The worst smog of the winter so far enveloped Beijing Monday as recorded air pollution levels reached over 20 times international safety limits.
Authorities in the Chinese capital on Sunday issued the highest smog alert of the year, effective until Wednesday and advised the capital’s 20 million inhabitants to stay indoors.
Beijing’s PM2.5 concentration – referring to particles smaller than 2.5 micrometres – reached a high of 596 micrograms per cubic metre at 6 pm (1000 GMT) on Monday, according to the US embassy’s commonly quoted air-quality index.
That is in the highest band of the scale and is considered “hazardous.”
The daily maximum exposure to PM2.5 particles recommended by the World Health Organization is 25 micrograms per cubic metre.
The particles pose serious health hazards because they can embed deep in the lungs.
“I am so shocked by today’s smog. It’s like we live in a science fiction world and it makes me very depressed,” said Yinan Zhang Li, an office worker who has suffered from serious eyelid swelling she says is caused by the smog.
“The government only advises people to ‘not go outside’, which I dont think is a real measure to deal with the smog when the air inside is poor as well. The government isn’t doing enough to cut heavy-polluting factories,” Li said.
Other Beijing residents posted complaints on the social microblogging site Weibo. Many said they wanted to leave Beijing and others also criticized the government for inaction.
“The [government] only knows how to report the problem, but doesn’t know how to deal with it … the only [anti-smog] measure is the wind!” one commenter said.
In recent days, pollution readings of 300 to over 500 have been common in the capital, despite commitments from the government to improve the environment.
Beijing and many other northern cities in China are notorious for their winter smog, which is caused by a combination of air pollution and weather conditions.

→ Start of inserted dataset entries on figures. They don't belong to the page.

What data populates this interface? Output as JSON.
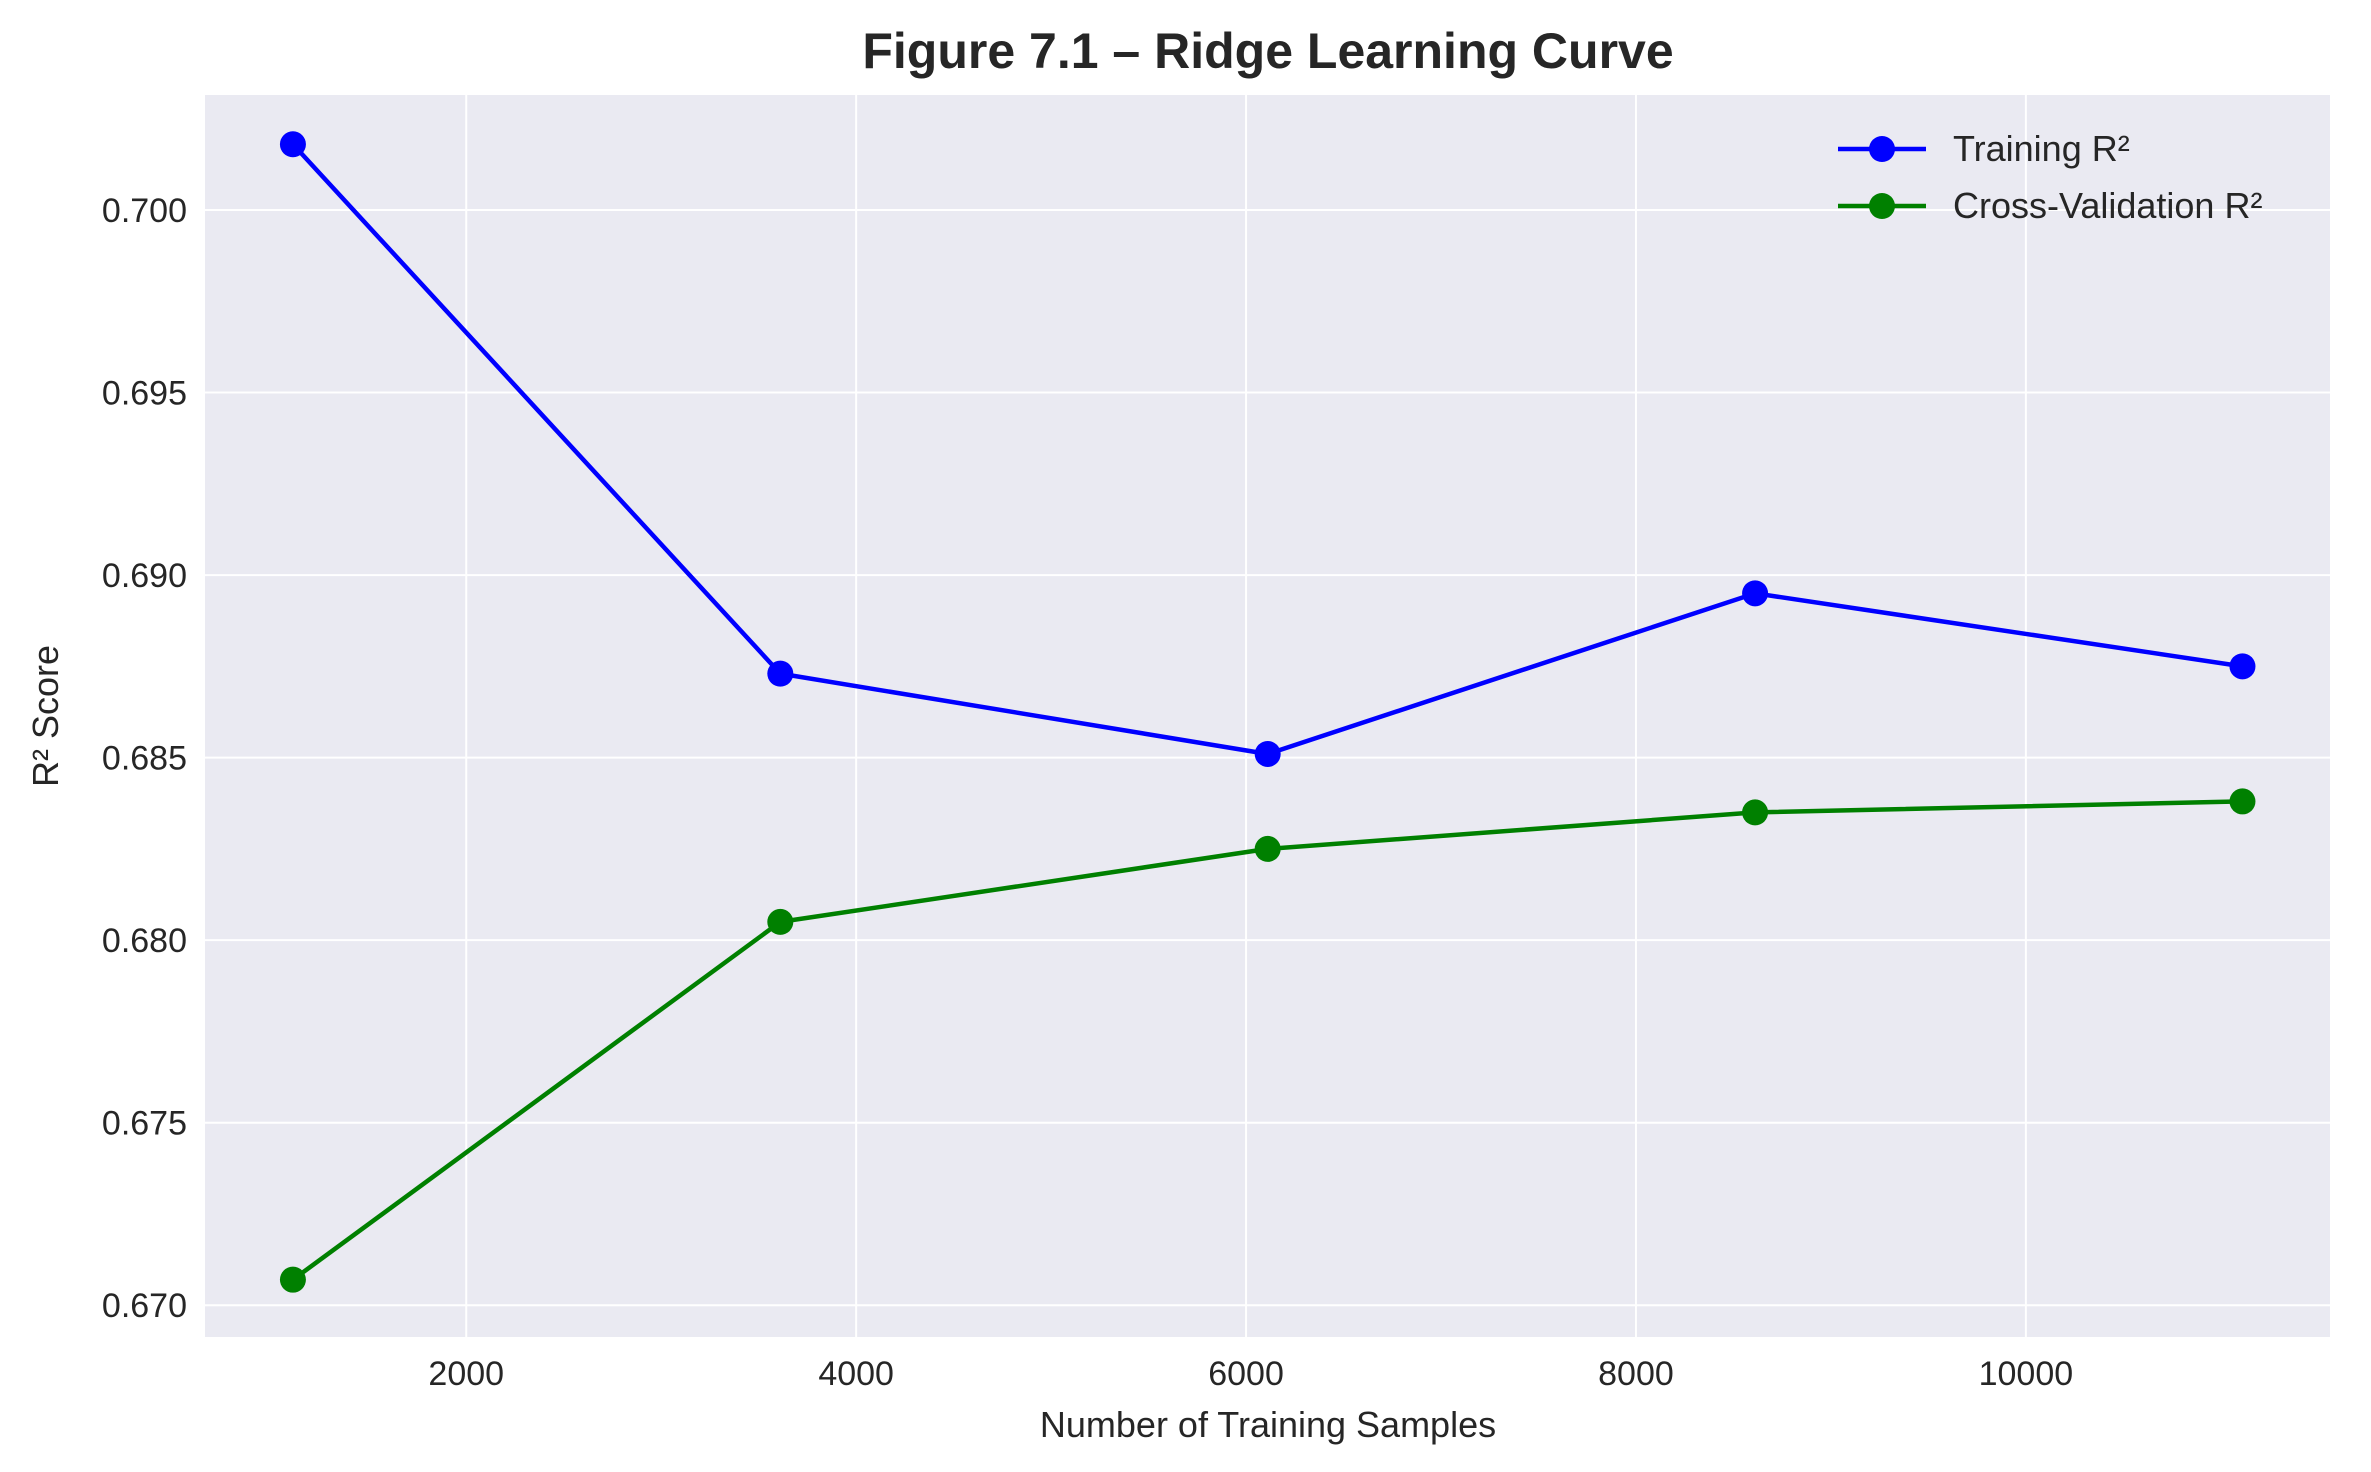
{
  "chart_data": {
    "type": "line",
    "title": "Figure 7.1 – Ridge Learning Curve",
    "xlabel": "Number of Training Samples",
    "ylabel": "R² Score",
    "xlim": [
      660,
      11560
    ],
    "ylim": [
      0.66913,
      0.70315
    ],
    "xticks": [
      2000,
      4000,
      6000,
      8000,
      10000
    ],
    "yticks": [
      0.67,
      0.675,
      0.68,
      0.685,
      0.69,
      0.695,
      0.7
    ],
    "xtick_labels": [
      "2000",
      "4000",
      "6000",
      "8000",
      "10000"
    ],
    "ytick_labels": [
      "0.670",
      "0.675",
      "0.680",
      "0.685",
      "0.690",
      "0.695",
      "0.700"
    ],
    "grid": true,
    "legend_position": "top-right",
    "x": [
      1111,
      3611,
      6111,
      8611,
      11111
    ],
    "series": [
      {
        "name": "Training R²",
        "color": "#0000ff",
        "marker": "circle",
        "values": [
          0.7018,
          0.6873,
          0.6851,
          0.6895,
          0.6875
        ]
      },
      {
        "name": "Cross-Validation R²",
        "color": "#008000",
        "marker": "circle",
        "values": [
          0.6707,
          0.6805,
          0.6825,
          0.6835,
          0.6838
        ]
      }
    ],
    "style": {
      "plot_background": "#eaeaf2",
      "grid_color": "#ffffff",
      "text_color": "#262626"
    }
  }
}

The US embassy in Beijing recorded a PM2.5 peak of 900 micrograms in January 2013. The prolonged bout of record pollution that year prompted China to pursue more anti-pollution measures.
The Ministry of Environmental Protection has forecast severe pollution for Beijing and other areas of northern China until Wednesday, when strong winds are expected to clear some pollutants.
More than a quarter million people in China’s biggest cities could have their lives cut short from high levels of air pollution, according to a recent joint study by Peking University and Greenpeace.